1,000: The number of new employees the city plans to hire to help implement state criminal justice reforms, which went into effect on Jan. 1. In total, the city is attributing $175 million in increased spending to the law, which limits the use of cash bail and requires prosecutors and courts move faster to try suspects and disclose evidence earlier, before and during trial.

80%: The percentage of the city’s workforce that’s currently under a labor contract. These new contracts, many of which include 8% raises for workers over three years, are the cause of $1.6 billion in increased spending in the current fiscal year 2020. 

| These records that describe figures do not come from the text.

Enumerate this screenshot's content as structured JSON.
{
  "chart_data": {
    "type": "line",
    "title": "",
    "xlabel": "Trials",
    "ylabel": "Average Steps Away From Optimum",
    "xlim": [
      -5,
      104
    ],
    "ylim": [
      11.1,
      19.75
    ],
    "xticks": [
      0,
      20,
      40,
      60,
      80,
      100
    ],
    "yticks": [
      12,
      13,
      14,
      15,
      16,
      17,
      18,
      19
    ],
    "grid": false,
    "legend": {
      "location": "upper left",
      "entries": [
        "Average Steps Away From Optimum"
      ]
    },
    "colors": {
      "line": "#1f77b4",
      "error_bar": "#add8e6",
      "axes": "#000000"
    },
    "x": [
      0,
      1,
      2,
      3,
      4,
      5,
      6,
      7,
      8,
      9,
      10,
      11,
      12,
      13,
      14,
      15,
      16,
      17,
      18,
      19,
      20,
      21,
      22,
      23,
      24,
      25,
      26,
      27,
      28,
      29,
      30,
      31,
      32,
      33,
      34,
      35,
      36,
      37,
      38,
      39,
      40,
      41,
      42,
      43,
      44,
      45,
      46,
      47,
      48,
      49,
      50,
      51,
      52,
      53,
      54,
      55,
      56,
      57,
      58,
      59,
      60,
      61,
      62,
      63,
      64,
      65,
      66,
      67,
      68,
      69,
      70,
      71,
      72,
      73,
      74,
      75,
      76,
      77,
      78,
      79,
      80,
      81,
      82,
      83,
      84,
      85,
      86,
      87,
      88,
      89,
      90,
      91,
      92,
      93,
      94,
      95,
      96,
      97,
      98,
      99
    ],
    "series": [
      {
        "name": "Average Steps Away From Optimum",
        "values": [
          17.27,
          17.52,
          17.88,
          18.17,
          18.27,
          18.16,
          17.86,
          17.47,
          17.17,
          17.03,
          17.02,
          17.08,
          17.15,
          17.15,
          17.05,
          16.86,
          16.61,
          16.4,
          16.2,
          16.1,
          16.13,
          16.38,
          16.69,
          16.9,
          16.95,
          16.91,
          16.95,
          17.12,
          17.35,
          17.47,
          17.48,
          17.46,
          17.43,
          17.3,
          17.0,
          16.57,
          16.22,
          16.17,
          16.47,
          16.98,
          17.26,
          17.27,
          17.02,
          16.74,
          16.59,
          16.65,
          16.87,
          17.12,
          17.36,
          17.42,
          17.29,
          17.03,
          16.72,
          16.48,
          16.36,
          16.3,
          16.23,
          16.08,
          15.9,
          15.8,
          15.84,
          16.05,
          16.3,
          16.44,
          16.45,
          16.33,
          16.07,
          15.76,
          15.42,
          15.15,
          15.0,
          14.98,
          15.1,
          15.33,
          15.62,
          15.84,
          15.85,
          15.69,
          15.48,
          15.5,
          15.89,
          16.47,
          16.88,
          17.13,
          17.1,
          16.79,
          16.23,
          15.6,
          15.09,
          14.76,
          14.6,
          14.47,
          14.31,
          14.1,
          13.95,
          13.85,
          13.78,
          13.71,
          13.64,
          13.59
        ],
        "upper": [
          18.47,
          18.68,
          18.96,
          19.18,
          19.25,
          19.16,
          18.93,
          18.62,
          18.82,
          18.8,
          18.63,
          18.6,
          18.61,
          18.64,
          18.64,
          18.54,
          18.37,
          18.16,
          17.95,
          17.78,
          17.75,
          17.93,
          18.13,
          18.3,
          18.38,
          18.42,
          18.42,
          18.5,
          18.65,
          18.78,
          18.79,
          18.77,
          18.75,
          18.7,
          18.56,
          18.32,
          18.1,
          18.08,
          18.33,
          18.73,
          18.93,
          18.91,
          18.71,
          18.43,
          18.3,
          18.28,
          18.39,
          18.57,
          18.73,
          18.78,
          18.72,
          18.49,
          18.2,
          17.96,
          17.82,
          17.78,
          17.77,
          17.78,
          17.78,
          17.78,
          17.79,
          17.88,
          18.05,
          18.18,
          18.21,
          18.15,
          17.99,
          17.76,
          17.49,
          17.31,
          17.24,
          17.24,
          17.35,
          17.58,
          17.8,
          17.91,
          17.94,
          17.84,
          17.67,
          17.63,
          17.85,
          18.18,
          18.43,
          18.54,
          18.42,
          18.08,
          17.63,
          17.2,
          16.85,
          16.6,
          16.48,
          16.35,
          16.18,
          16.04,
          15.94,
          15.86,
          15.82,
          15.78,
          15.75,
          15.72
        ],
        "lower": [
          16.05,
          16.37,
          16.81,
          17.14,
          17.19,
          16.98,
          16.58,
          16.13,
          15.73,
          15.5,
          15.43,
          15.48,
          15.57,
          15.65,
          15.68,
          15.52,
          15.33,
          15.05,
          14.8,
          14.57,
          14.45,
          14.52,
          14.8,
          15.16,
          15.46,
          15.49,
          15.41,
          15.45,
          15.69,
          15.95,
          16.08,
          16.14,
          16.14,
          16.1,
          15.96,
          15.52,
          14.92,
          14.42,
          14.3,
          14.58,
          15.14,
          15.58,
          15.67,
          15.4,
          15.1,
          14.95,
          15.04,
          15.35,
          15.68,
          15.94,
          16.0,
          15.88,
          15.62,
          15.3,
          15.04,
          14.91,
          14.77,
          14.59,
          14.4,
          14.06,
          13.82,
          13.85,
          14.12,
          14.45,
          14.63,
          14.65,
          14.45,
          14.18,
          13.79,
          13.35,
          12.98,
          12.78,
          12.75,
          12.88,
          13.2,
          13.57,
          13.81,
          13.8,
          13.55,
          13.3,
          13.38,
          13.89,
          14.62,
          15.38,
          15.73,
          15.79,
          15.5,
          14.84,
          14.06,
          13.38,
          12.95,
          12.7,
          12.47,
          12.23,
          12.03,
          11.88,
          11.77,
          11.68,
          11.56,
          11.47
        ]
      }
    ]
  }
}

$1.25 billion: The amount of money in the city’s budget reserves, including $1 billion in the general reserve and $250 million in the capital stabilization reserve, or about the same as last year. The city also has $4.7 billion stowed away in the Retiree Health Benefits Trust Fund. As has become a tradition in recent years, the business-backed fiscal watchdogs at the Citizens Budget Commission urged the mayor to sock away more towards the reserves.

0: The number of new marquee spending proposals introduced in the executive budget. With de Blasio urging caution, the best he could scrounge up for the announcement were relatively small investments, like $98 million towards improving street safety on Brooklyn’s 4th Avenue and $12.9 million towards improving community centers at New York City Housing Authority developments.

July 1: The first day of the city’s new fiscal year, and the day the final budget is due. In recent years, the mayor and the New York City Council have reached a budget deal as much as two weeks before the deadline. But if de Blasio’s fears of state budget cuts are confirmed, this year could bring fraught negotiations.